Julia Gillard’s audacious nomination of a September 14 election date was much-lambasted, but it did provide business and political stakeholders some modicum of surety, given the result was then considered a formality. Now, not only is the interminable guessing-game so beloved of our democratic tradition back on in earnest, but the result is a far less clear-cut proposition. We may even (whisper it!) end up with…another hung parliament!
The business community is in despair. Meanwhile, neither state Labor nor Liberal party appears able to slip out of first gear. Labor still hasn’t selected a candidate for the retiring Pat Conlon’s key marginal of Elder, traditionally a bellwether seat. That’s likely because they’re waiting for Annabel Digance to lose Boothby first, but in any case it gives Liberal candidate Carolyn Habib a helluva headstart. And what if Digance actually wins Boothby? It was unthinkable only weeks ago and still a ludicrous stretch now, but Kevin Rudd made a point of doing his only media appearance of last week’s Adelaide whistlestop at a primary school in the country’s most marginal Liberal seat. That was surely designed to send a message that he’s interested in winning seats, not merely saving them. (Although the message will probably prove too subtle for voters still waiting at the ballot-box for Labor, armed with brickbats.)
And where does all of this leave Weatherill?
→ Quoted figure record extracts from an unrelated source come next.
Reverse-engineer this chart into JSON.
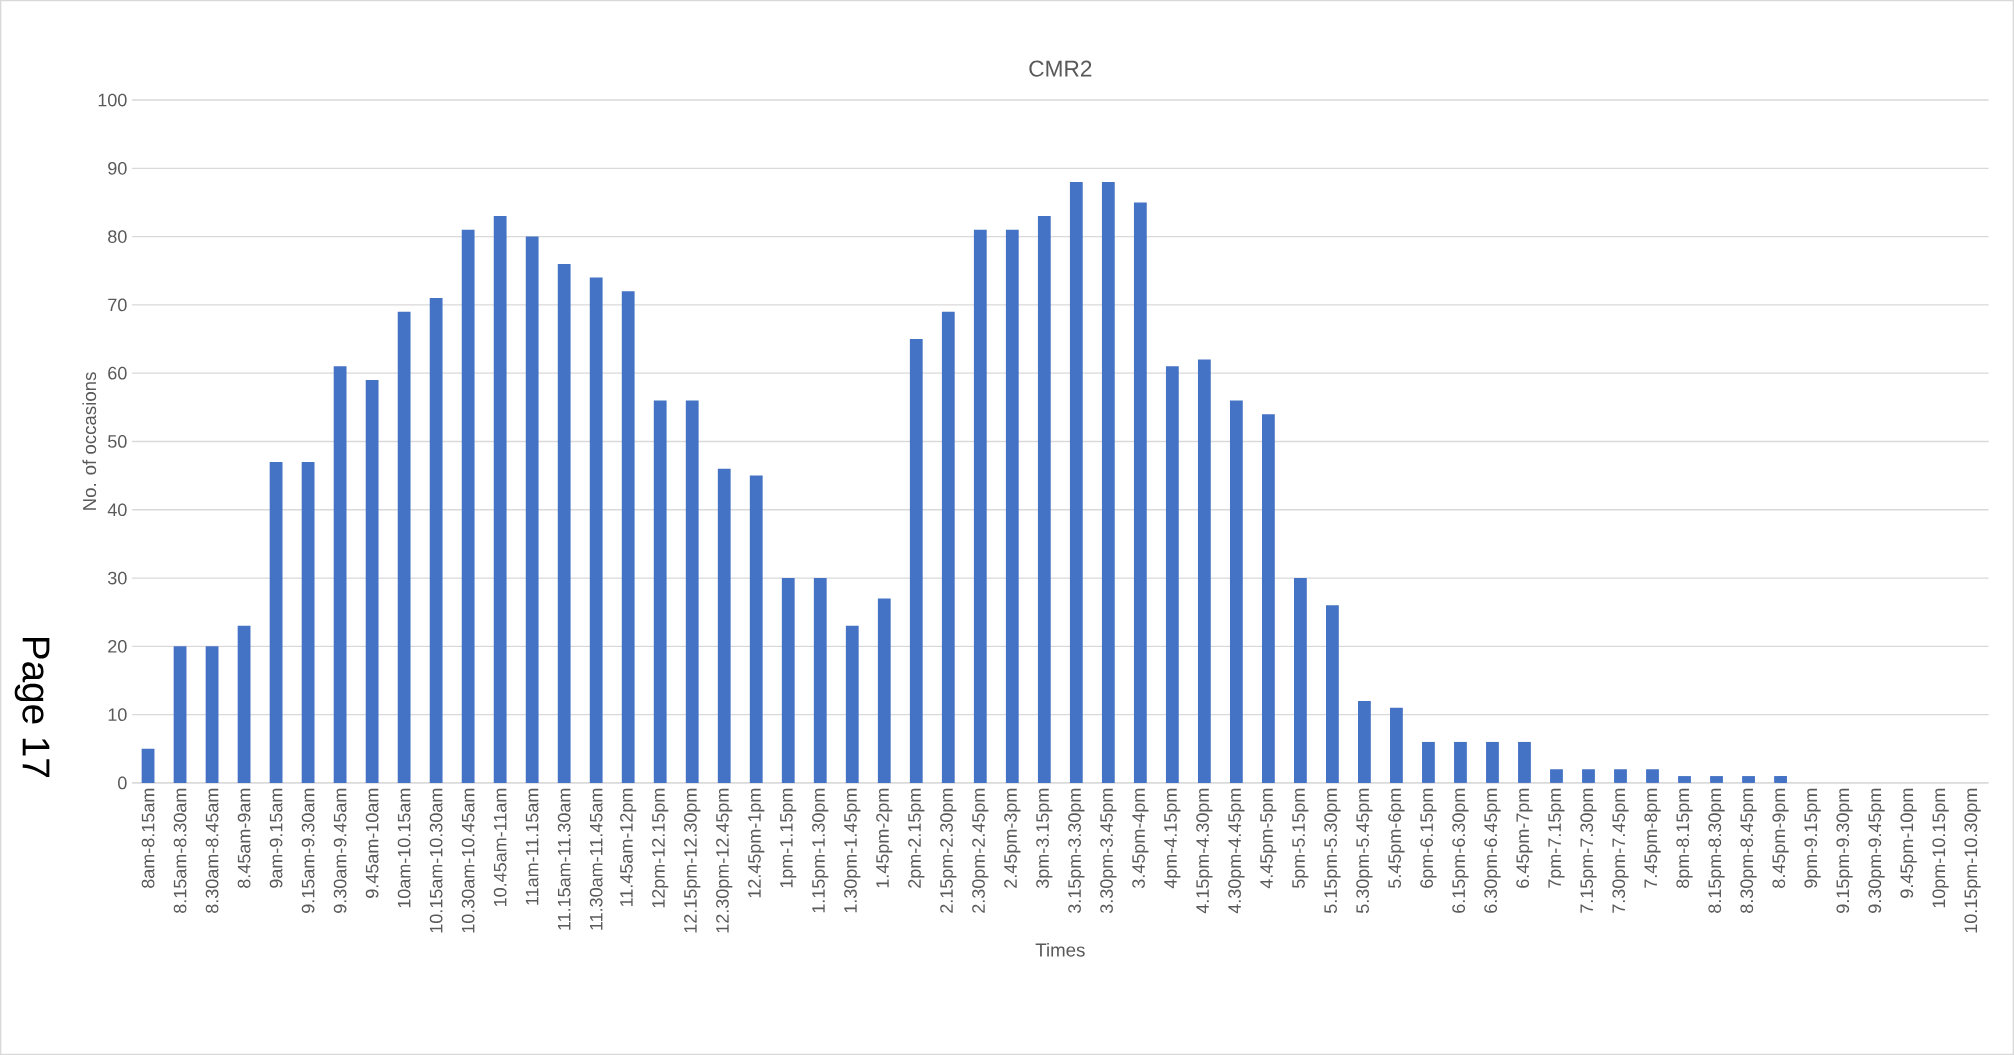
{
  "chart_data": {
    "type": "bar",
    "title": "CMR2",
    "xlabel": "Times",
    "ylabel": "No. of occasions",
    "categories": [
      "8am-8.15am",
      "8.15am-8.30am",
      "8.30am-8.45am",
      "8.45am-9am",
      "9am-9.15am",
      "9.15am-9.30am",
      "9.30am-9.45am",
      "9.45am-10am",
      "10am-10.15am",
      "10.15am-10.30am",
      "10.30am-10.45am",
      "10.45am-11am",
      "11am-11.15am",
      "11.15am-11.30am",
      "11.30am-11.45am",
      "11.45am-12pm",
      "12pm-12.15pm",
      "12.15pm-12.30pm",
      "12.30pm-12.45pm",
      "12.45pm-1pm",
      "1pm-1.15pm",
      "1.15pm-1.30pm",
      "1.30pm-1.45pm",
      "1.45pm-2pm",
      "2pm-2.15pm",
      "2.15pm-2.30pm",
      "2.30pm-2.45pm",
      "2.45pm-3pm",
      "3pm-3.15pm",
      "3.15pm-3.30pm",
      "3.30pm-3.45pm",
      "3.45pm-4pm",
      "4pm-4.15pm",
      "4.15pm-4.30pm",
      "4.30pm-4.45pm",
      "4.45pm-5pm",
      "5pm-5.15pm",
      "5.15pm-5.30pm",
      "5.30pm-5.45pm",
      "5.45pm-6pm",
      "6pm-6.15pm",
      "6.15pm-6.30pm",
      "6.30pm-6.45pm",
      "6.45pm-7pm",
      "7pm-7.15pm",
      "7.15pm-7.30pm",
      "7.30pm-7.45pm",
      "7.45pm-8pm",
      "8pm-8.15pm",
      "8.15pm-8.30pm",
      "8.30pm-8.45pm",
      "8.45pm-9pm",
      "9pm-9.15pm",
      "9.15pm-9.30pm",
      "9.30pm-9.45pm",
      "9.45pm-10pm",
      "10pm-10.15pm",
      "10.15pm-10.30pm"
    ],
    "values": [
      5,
      20,
      20,
      23,
      47,
      47,
      61,
      59,
      69,
      71,
      81,
      83,
      80,
      76,
      74,
      72,
      56,
      56,
      46,
      45,
      30,
      30,
      23,
      27,
      65,
      69,
      81,
      81,
      83,
      88,
      88,
      85,
      61,
      62,
      56,
      54,
      30,
      26,
      12,
      11,
      6,
      6,
      6,
      6,
      2,
      2,
      2,
      2,
      1,
      1,
      1,
      1,
      0,
      0,
      0,
      0,
      0,
      0
    ],
    "color": "#4472c4",
    "ylim": [
      0,
      100
    ],
    "yticks": [
      0,
      10,
      20,
      30,
      40,
      50,
      60,
      70,
      80,
      90,
      100
    ],
    "grid": "y",
    "annotations": [
      "Page 17"
    ]
  }
}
In January he rolled the dice, angering and alienating some of his closest political allies in a bid to govern and campaign on his own terms. Grace Portolesi, a friend, was demoted and humiliated. Paul Caica, a one-time schoolmate and factional ally, dumped. To add insult, it was insinuated he was worn out and seeking retirement: he wasn’t. I understand the only time he mentioned retirement, half in jest and half in anger, was in one of those routine cabinet meetings where funds and programs were being ripped from his portfolio in the haste to save, and the usually amiable minister was heard to exclaim something along the lines of “Well, maybe I should just f***in’ quit then?” Weatherill obligingly took him at his word.
Again, the underlying strategy would have been based on not merely a Federal Labor loss, but a demolition. And then, from the ashes, the Labor brand could be rebuilt, with Weatherill’s autocratic leadership the first beneficiary of the fledgling renaissance.
But now, no-one knows what will happen. Certainly not the Libs, stuck with their mythical barrage of policy tales bursting to be told. And surely not Weatherill, who having lost almost every genuine ally in state parliament has now seen his two closest political confidantes, Penny Wong and Mark Butler, instrumental in toppling a largely sympathetic Prime Minister in favour of one the Premier tells us is actively damaging a cherished South Australian industry.
Holden, the state’s last bastion of auto manufacturing, may or may not survive, and it may or may not take Weatherill and even Rudd with it.
But once again, after all the speculation, the build-up, the fear, the false hope and the grandstanding, none of us is very much clearer about where we stand, or where we’re going.